Вирджиния пожала плечами и тоже нахмурилась, а когда она хмурилась, на ее прелестном лице вдруг проступали резкие складки и морщинки, и она уже не казалась такой молодой.
— Я думаю, тебе следует обо всем узнать, — начала она. — Сейчас мы с твоим папой не в лучших отношениях. У нас конфликт, которому что-то не видно конца. Конечно, мы не оскорбляем друг друга, но отношения у нас холодные. Вежливые, но абсолютно холодные.
— Но как же…
Ноэль был забыт, Алекса была вся внимание. Она никогда не слышала, чтобы Вирджиния говорила о муже таким ледяным тоном, не помнила, чтобы они вообще когда-либо ссорились. Вирджиния обожала Эдмунда, одобряла все его планы, соглашалась со всеми предложениями. Они всегда были в согласии, все свидетельствовало об их взаимной любви, они смеялись и непринужденно болтали друг с другом, их веселые голоса можно было услышать даже за закрытой дверью. У них всегда находилось, что обсудить и о чем поболтать, это был такой прочный супружеский союз, что Алекса с удовольствием ехала домой, в Балнед, едва только у нее выдавалось несколько свободных дней. Сама мысль о том, что в семье разлад, что отец и Вирджиния не разговаривают, не любят друг друга, больно ранила ее. А вдруг любовь не вернется? Неужели им грозит развод?.. Боже мой, как это могло случиться?

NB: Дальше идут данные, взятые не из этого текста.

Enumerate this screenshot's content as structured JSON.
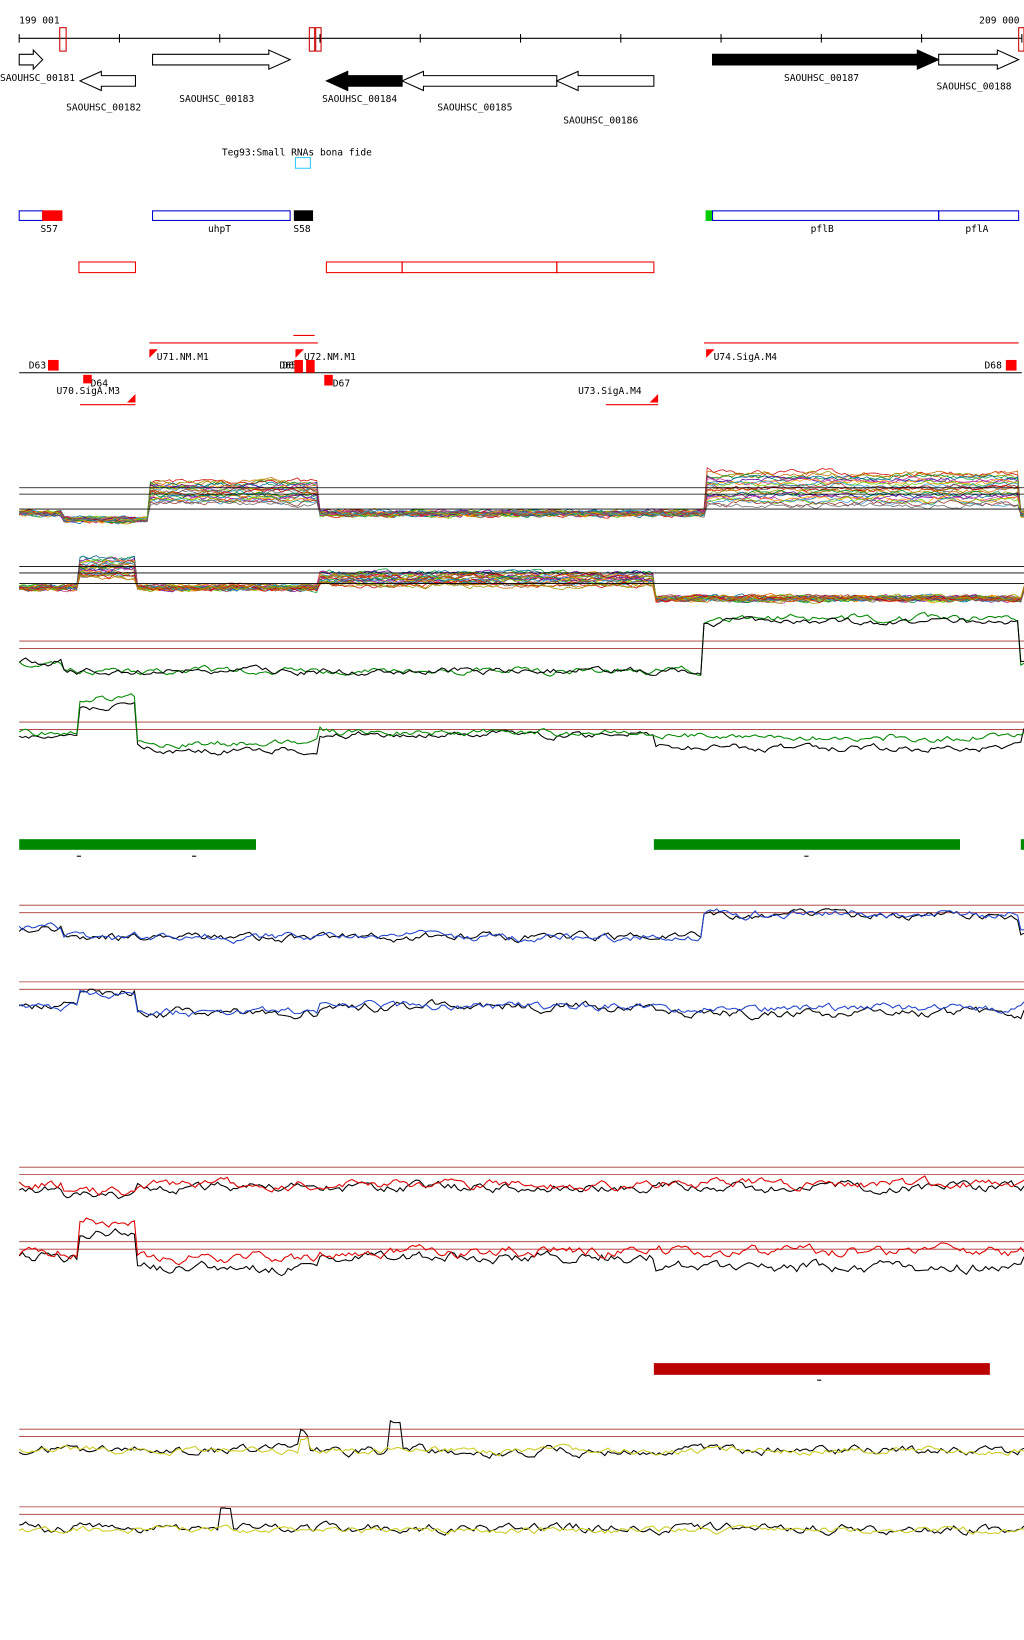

Увидев, как погасла радость на лице Алексы, Вирджиния почувствовала себя виноватой: не сказала ли она лишнего? За разговором о Ноэле она совсем позабыла, что Алекса ее падчерица, разговаривала с ней как со старой близкой подругой, своей ровесницей. Выложила все начистоту. Но ведь Алекса дочь Эдмунда.
— Прошу тебя, не пугайся, — поспешила поправиться Вирджиния. — Ничего особенного не случилось. Просто Эдмунд настаивает на том, чтобы отправить Генри в школу-интернат, а я не хочу его отпускать. Генри всего восемь лет, он еще такой маленький. Эдмунд знал, как я к этому отношусь, но, не посоветовавшись со мной, договорился обо всем с директором школы. Естественно, я оскорблена и очень страдаю. Дошло до того, что мы теперь даже не можем об этом говорить. Просто ни словом не упоминаем об этой злополучной школе. Оба уперлись и не отступаем ни на шаг. Отчасти поэтому я увезла Генри в Девон. Он знает, что ему предстоит уехать в школу, и знает, что мы с отцом в ссоре. Я стараюсь его развлекать и веду себя с ним так, как будто ничего не случилось. Я и представить себе не могу, что скажу ему хоть слово против Эдмунда. Ты ведь знаешь, он просто боготворит отца. Но положение трудное.